Every Step Must Produce A BINARY!...or be invisible

The concept behind this is that all the steps either produce a BINARY!. But you have the nice exception of invisible evaluations.

emit ctx [
  let TLSPlaintext:
    #{16}
    elide prep-for-min-ver-bytes arg
    min-ver-bytes
  let fragment-length:
    #{00 00}
]

Historical Rebol could have let you do what you would do with invisibles with a GROUP!, you'd just have to put the things you wanted to throw away at the beginning of it:

emit ctx [
  TLSPlaintext:
    #{16}
    (prep-for-min-ver-bytes arg, min-ver-bytes)  ; pretend they had comma
  fragment-length:
    #{00 00}
]

But this forces your dialect to sacrifice potential other uses for GROUP!s.

I think the general case of stepwise evaluation that tries to mix in its own behavior should want to gracefully handle invisibles.

I Think TLS EMIT is a Very Good Example

This is a useful thing. While it would be ridiculous to bet your internet security on this particular TLS codebase, the methodology of this dialect shows promise for how to deal with other real problems.

We do see that this case would work under the feed-based interface protocol of a variadic. That is to say, that if what EVALUATE did was spin up a FRAME!, and restrict you from going back in time...forcing you to look ahead one unit at a time and either consume or evaluate it, then it would still be fine.

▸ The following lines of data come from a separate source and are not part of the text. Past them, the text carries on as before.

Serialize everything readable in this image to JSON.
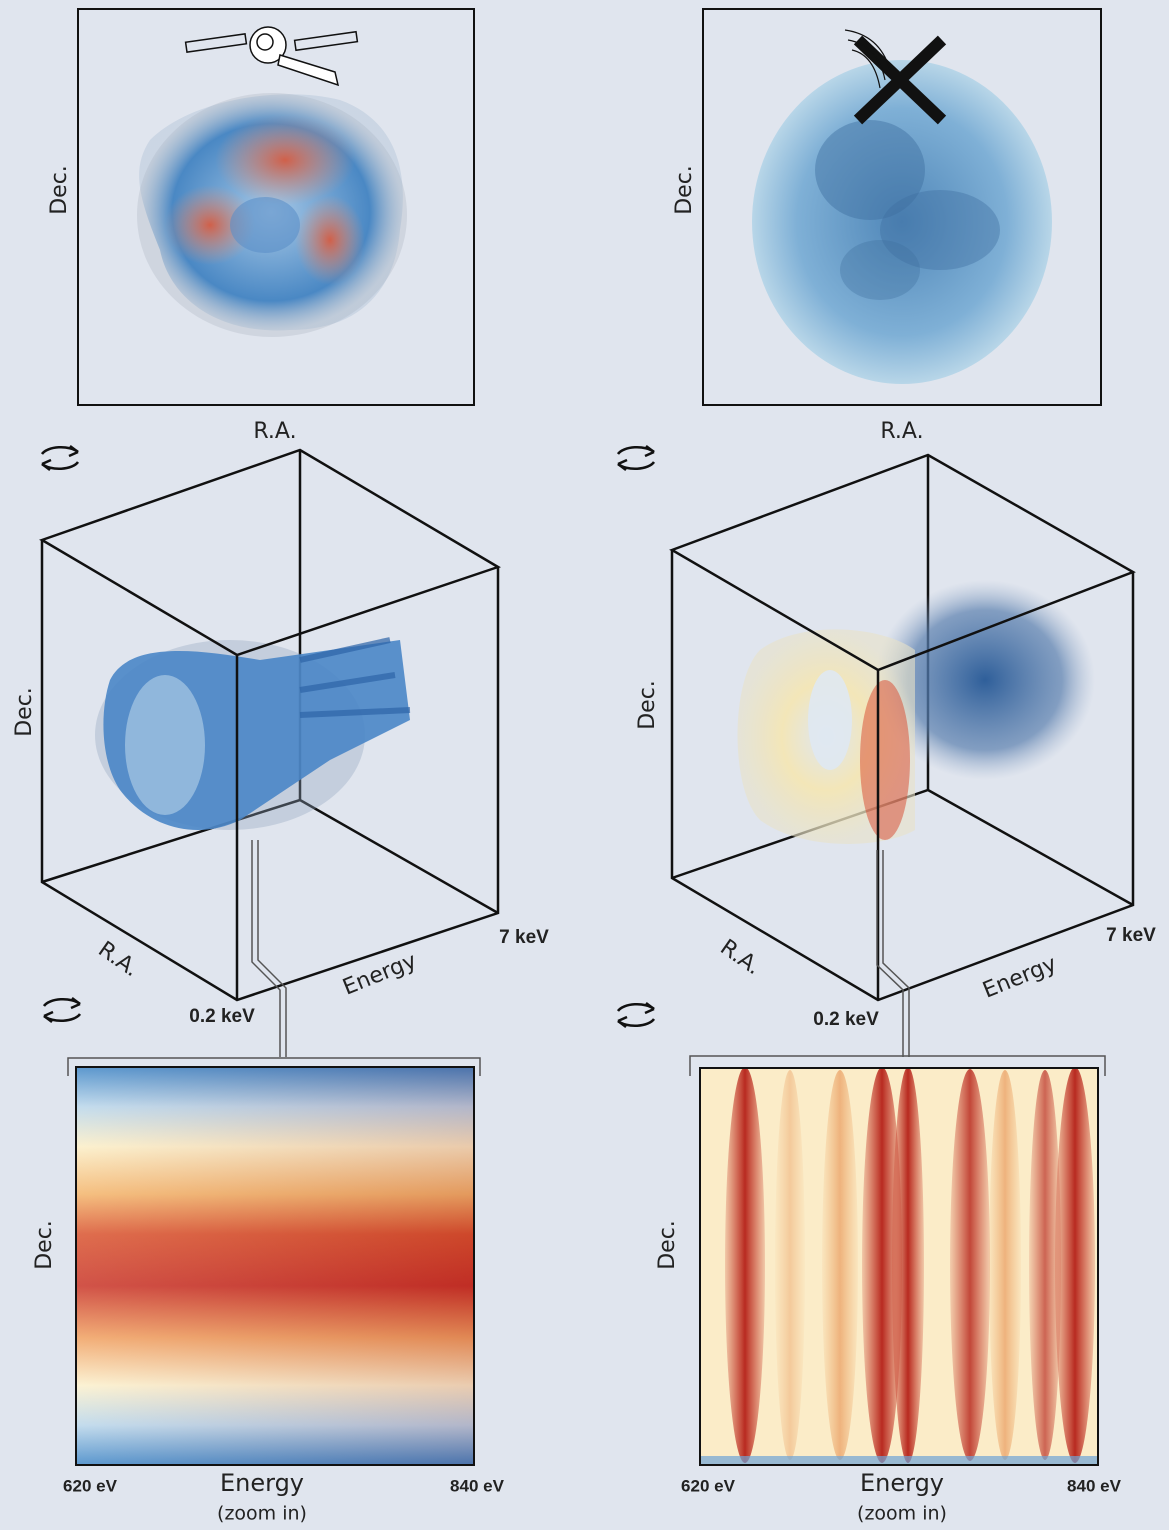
{
  "panels": [
    {
      "sky_map": {
        "x_label": "R.A.",
        "y_label": "Dec."
      },
      "cube": {
        "y_label": "Dec.",
        "x_label": "R.A.",
        "z_label": "Energy",
        "z_min_label": "0.2 keV",
        "z_max_label": "7 keV"
      },
      "zoom": {
        "y_label": "Dec.",
        "x_label": "Energy",
        "x_note": "(zoom in)",
        "x_min_label": "620 eV",
        "x_max_label": "840 eV"
      }
    },
    {
      "sky_map": {
        "x_label": "R.A.",
        "y_label": "Dec."
      },
      "cube": {
        "y_label": "Dec.",
        "x_label": "R.A.",
        "z_label": "Energy",
        "z_min_label": "0.2 keV",
        "z_max_label": "7 keV"
      },
      "zoom": {
        "y_label": "Dec.",
        "x_label": "Energy",
        "x_note": "(zoom in)",
        "x_min_label": "620 eV",
        "x_max_label": "840 eV"
      }
    }
  ]
}
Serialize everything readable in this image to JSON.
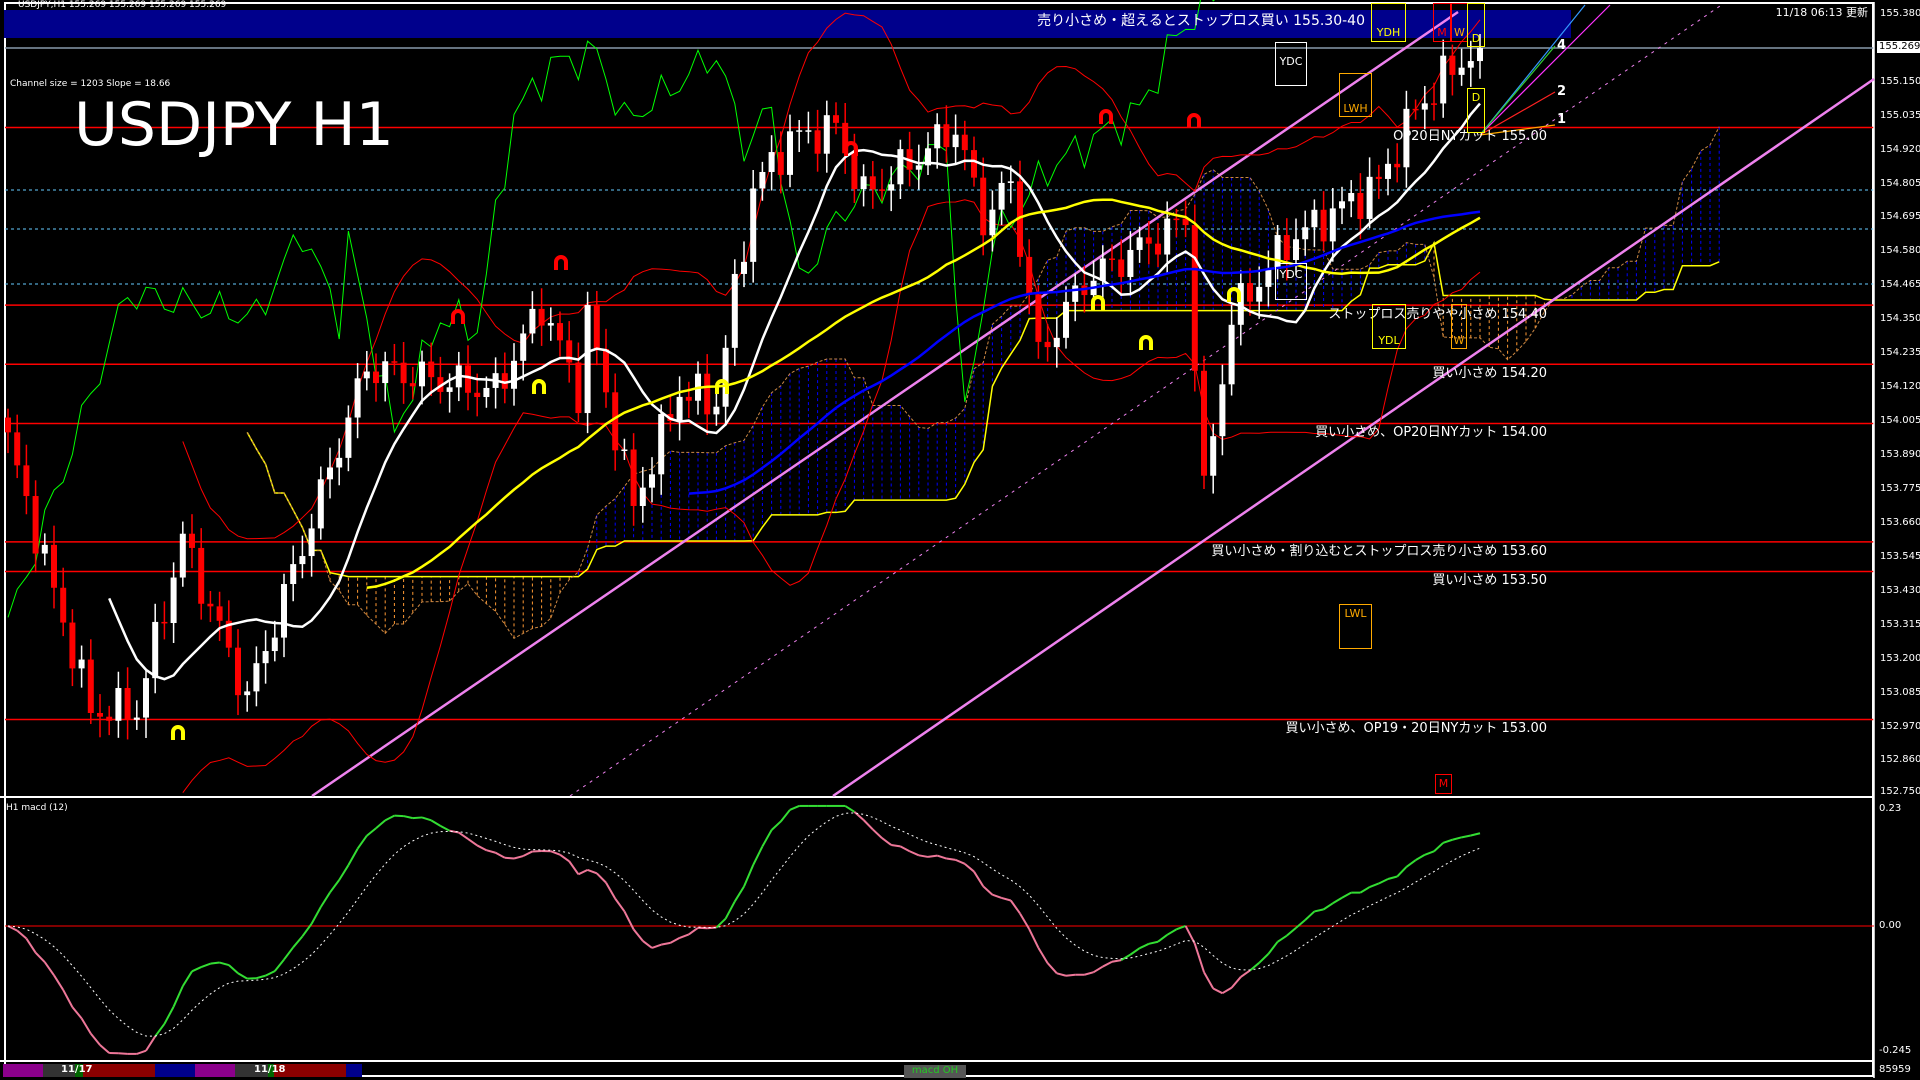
{
  "header": {
    "symbol_line": "USDJPY,H1  155.269 155.269 155.269 155.269",
    "updated": "11/18 06:13 更新",
    "channel_info": "Channel size = 1203 Slope = 18.66",
    "big_title": "USDJPY H1",
    "banner": "売り小さめ・超えるとストップロス買い 155.30-40"
  },
  "price_axis": {
    "ticks": [
      "155.380",
      "155.150",
      "155.035",
      "154.920",
      "154.805",
      "154.695",
      "154.580",
      "154.465",
      "154.350",
      "154.235",
      "154.120",
      "154.005",
      "153.890",
      "153.775",
      "153.660",
      "153.545",
      "153.430",
      "153.315",
      "153.200",
      "153.085",
      "152.970",
      "152.860",
      "152.750"
    ],
    "current_price": "155.269"
  },
  "levels": [
    {
      "price": 155.0,
      "label": "OP20日NYカット 155.00"
    },
    {
      "price": 154.4,
      "label": "ストップロス売りやや小さめ 154.40"
    },
    {
      "price": 154.2,
      "label": "買い小さめ 154.20"
    },
    {
      "price": 154.0,
      "label": "買い小さめ、OP20日NYカット 154.00"
    },
    {
      "price": 153.6,
      "label": "買い小さめ・割り込むとストップロス売り小さめ 153.60"
    },
    {
      "price": 153.5,
      "label": "買い小さめ 153.50"
    },
    {
      "price": 153.0,
      "label": "買い小さめ、OP19・20日NYカット 153.00"
    }
  ],
  "annotations": {
    "ydc": "YDC",
    "ydh": "YDH",
    "m": "M",
    "w": "W",
    "d": "D",
    "lwh": "LWH",
    "ydl": "YDL",
    "lwl": "LWL",
    "fan": [
      "4",
      "2",
      "1"
    ]
  },
  "macd": {
    "label": "H1  macd (12)",
    "ticks": [
      "0.23",
      "0.00",
      "-0.245"
    ],
    "volume": "85959"
  },
  "bottom_bar": {
    "dates": [
      "11/17",
      "11/18"
    ],
    "indicator_button": "macd OH"
  },
  "colors": {
    "bull": "#ffffff",
    "bear": "#ff0000",
    "level": "#ff0000",
    "banner": "#00008c",
    "cloud_bull": "#0000ff",
    "cloud_bear": "#ff9933",
    "ma_fast": "#ffffff",
    "ma_mid": "#ffff00",
    "ma_slow": "#0000ff",
    "channel": "#ee82ee",
    "chikou": "#00ff00"
  },
  "chart_data": {
    "type": "candlestick",
    "symbol": "USDJPY",
    "timeframe": "H1",
    "ylim": [
      152.75,
      155.38
    ],
    "price_waypoints": [
      [
        0,
        153.94
      ],
      [
        9,
        153.03
      ],
      [
        14,
        153.03
      ],
      [
        19,
        153.61
      ],
      [
        26,
        153.07
      ],
      [
        39,
        154.19
      ],
      [
        53,
        154.11
      ],
      [
        58,
        154.4
      ],
      [
        62,
        154.11
      ],
      [
        63,
        154.36
      ],
      [
        68,
        153.72
      ],
      [
        73,
        154.11
      ],
      [
        77,
        154.07
      ],
      [
        79,
        154.44
      ],
      [
        81,
        154.79
      ],
      [
        85,
        154.96
      ],
      [
        90,
        155.0
      ],
      [
        93,
        154.77
      ],
      [
        98,
        154.88
      ],
      [
        103,
        155.0
      ],
      [
        106,
        154.69
      ],
      [
        109,
        154.81
      ],
      [
        112,
        154.23
      ],
      [
        117,
        154.48
      ],
      [
        124,
        154.61
      ],
      [
        128,
        154.69
      ],
      [
        130,
        153.76
      ],
      [
        133,
        154.36
      ],
      [
        139,
        154.61
      ],
      [
        149,
        154.81
      ],
      [
        153,
        155.06
      ],
      [
        157,
        155.2
      ],
      [
        160,
        155.27
      ]
    ],
    "macd_range": [
      -0.245,
      0.23
    ]
  }
}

I think that will be a pattern you will notice to be true in most "evaluator-compatible" dialects, that do not isolate their evaluation portions into GROUP!s or BLOCK!s. If this pattern holds up, it suggests that allowing the evaluator to accrue state that is not purely representable in terms of a block position is reasonable.

1 Like

Oldes looked at the TLS 1.2 code I wrote and so he saw the EMIT dialect, and he followed some of the idea. He seemed to get a pretty compact implementation in his rewrite, so I meant to look into it, but I hadn't.

So since I'm writing a post on this dialect concept, here is his spin... "bincode".

It's a native function in C, named BINARY.

The dialect alternates size and signedness indicators with values. He doesn't use any labels unless he's actually going to read or write them. And he does a lot of the math with "magic numbers" vs. explaining the source of those numbers. So most examples don't have labels, but here's one that does:

binary/write out [
    UI8  22          ; protocol type (22=Handshake)
    UI16 :version    ; protocol version
  pos-record-len:
    UI16 0           ; length of the (following) record data
  pos-record:
    UI8  16          ; protocol message type (16=ClientKeyExchange)
  pos-message:
    UI24 0           ; protocol message length
  pos-key: 
]

The dialect doesn't use the evaluator unless you put in a GROUP!. So you couldn't say UI8 20 + 2 above in place of UI8 22. You would have to say UI8 (20 + 2)

While there's benefits and drawbacks to both general approaches, his approach hinges on a lot of native code...see %u-bincode.c - that's just not going to be the solution for the average DSL author. (Note on the C code: I think I truly can say that he is carrying the torch for the style in which it was originally written. He has my blessing as being the rightful maintainer of R3-Alpha.)

But the key point to the discussion is that he didn't try the same thing of mixing evaluations...the code is quarantined in GROUP!s.